Могильщики расхохотались.
— Клянусь именем Панкрацио, моего отца, — воскликнул Антонио, — что вы, синьор Сиани, находитесь в сильном заблуждении, если воображаете, что у венецианцев нет памяти. Не вам ли одному обязана республика грозящей ей войною и этой эпидемией?
Сиани побледнел.
— Может быть, я и заслужил такой упрек, — возразил он быстро, — но уж, конечно, не от таких негодяев, как вы. Впрочем, если я совершил невольно некоторые ошибки, то я постараюсь и загладить их… Идите же, вынесите из этого дома ваших товарищей, и если они выздоравливают, то возьмите их с собой в Чиоджиа. Если же они умерли — бросьте их в море.
— Если они умерли?! — повторил со смехом Антонио. — А вы сомневаетесь в этом? Вы думаете, что мы лжем?! Нет, синьор Сиани, в участи их сомневаться нечего, она решена… Но вот идет одна из хорошеньких сиделок. Она, вероятно, сообщит нам подробные сведения о том, как дьявол забрал в свои когти грешные души наших товарищей.
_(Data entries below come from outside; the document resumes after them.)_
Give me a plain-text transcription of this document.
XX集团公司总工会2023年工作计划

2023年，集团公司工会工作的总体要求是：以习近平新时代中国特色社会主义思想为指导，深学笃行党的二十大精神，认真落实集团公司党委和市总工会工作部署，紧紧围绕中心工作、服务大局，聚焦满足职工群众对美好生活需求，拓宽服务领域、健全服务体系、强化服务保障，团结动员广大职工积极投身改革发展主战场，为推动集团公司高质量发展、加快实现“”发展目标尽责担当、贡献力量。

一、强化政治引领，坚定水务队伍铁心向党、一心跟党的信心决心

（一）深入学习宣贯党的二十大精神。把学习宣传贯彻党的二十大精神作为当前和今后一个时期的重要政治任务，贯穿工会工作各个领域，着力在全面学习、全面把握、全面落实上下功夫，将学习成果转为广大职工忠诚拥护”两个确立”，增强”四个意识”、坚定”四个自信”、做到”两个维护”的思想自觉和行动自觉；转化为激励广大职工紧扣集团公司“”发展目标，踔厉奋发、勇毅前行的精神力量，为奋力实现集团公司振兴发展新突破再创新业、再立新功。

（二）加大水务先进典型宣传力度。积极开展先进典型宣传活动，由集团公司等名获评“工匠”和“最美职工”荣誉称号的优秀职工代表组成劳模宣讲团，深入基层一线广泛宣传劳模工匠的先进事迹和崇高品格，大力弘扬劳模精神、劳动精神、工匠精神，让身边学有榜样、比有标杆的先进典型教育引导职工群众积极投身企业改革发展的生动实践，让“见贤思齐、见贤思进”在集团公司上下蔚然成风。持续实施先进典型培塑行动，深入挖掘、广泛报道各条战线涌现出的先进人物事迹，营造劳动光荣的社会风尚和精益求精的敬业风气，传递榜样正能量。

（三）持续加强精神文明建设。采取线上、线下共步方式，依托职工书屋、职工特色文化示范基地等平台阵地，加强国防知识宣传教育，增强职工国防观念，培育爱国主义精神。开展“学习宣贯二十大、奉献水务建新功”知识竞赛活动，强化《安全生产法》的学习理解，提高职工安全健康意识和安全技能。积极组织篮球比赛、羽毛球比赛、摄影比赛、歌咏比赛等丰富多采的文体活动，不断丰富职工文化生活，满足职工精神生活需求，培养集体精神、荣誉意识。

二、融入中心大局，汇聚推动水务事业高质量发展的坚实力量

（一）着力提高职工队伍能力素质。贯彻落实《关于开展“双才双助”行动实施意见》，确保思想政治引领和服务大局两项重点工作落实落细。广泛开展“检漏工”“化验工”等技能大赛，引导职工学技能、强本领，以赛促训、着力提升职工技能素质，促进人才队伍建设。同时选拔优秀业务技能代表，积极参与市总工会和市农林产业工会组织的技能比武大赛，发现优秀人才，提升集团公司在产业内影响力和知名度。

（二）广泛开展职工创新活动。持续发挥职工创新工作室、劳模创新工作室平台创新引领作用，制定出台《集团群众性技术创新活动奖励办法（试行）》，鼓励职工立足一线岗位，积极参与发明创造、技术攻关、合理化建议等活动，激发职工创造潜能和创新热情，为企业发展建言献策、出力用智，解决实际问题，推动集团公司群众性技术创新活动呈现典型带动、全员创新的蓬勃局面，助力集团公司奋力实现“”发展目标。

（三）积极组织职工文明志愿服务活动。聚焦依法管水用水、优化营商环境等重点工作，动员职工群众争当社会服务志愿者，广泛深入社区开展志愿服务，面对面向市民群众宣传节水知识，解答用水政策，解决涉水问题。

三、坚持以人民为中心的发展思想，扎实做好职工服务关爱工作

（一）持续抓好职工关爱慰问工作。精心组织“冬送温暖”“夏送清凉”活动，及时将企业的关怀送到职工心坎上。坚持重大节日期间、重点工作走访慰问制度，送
— Бедная девушка! Она и не подозревает, какой опасности подвергается! — сокрушался Пиетро.
Патриций обернулся к хижине и испустил крик ужаса, увидев выходившую сиделку.
Это была Джиованна ди Понте. Бледная и печальная, остановилась девушка на пороге хижины, где она провела много грустных часов, ухаживая за зачумленными, одно дыхание которых приносило смерть.
Оправившись от испуга, Валериано бросился в порыве безумного отчаяния на Антонио.
— Бездельник! — воскликнул с бешенством молодой человек. — Признайся, что ты солгал! Не может быть, чтобы ваши товарищи, которых вы поместили к Нунциате, были зачумлены?!
Сын Панкрацио пожал плечами, засучил рукав, и, указывая на кисть руки, проговорил со злой усмешкой:
— Выслушайте меня внимательно, синьор Сиани! Когда вы увидите у меня на этом месте багровое пятно вроде кровяного подтека, с желтыми точками, окруженное фиолетовыми пупырышками, то можете сказать смело: «Вот печать чумы! Антонио не жилец на этом свете!..» Ну, взгляните же теперь на кисти рук наших товарищей, и вы увидите этот роковой знак. Тут не может быть никакой ошибки. Мы видели так много больных чумой, что узнаем их с первого же взгляда не хуже любого доктора.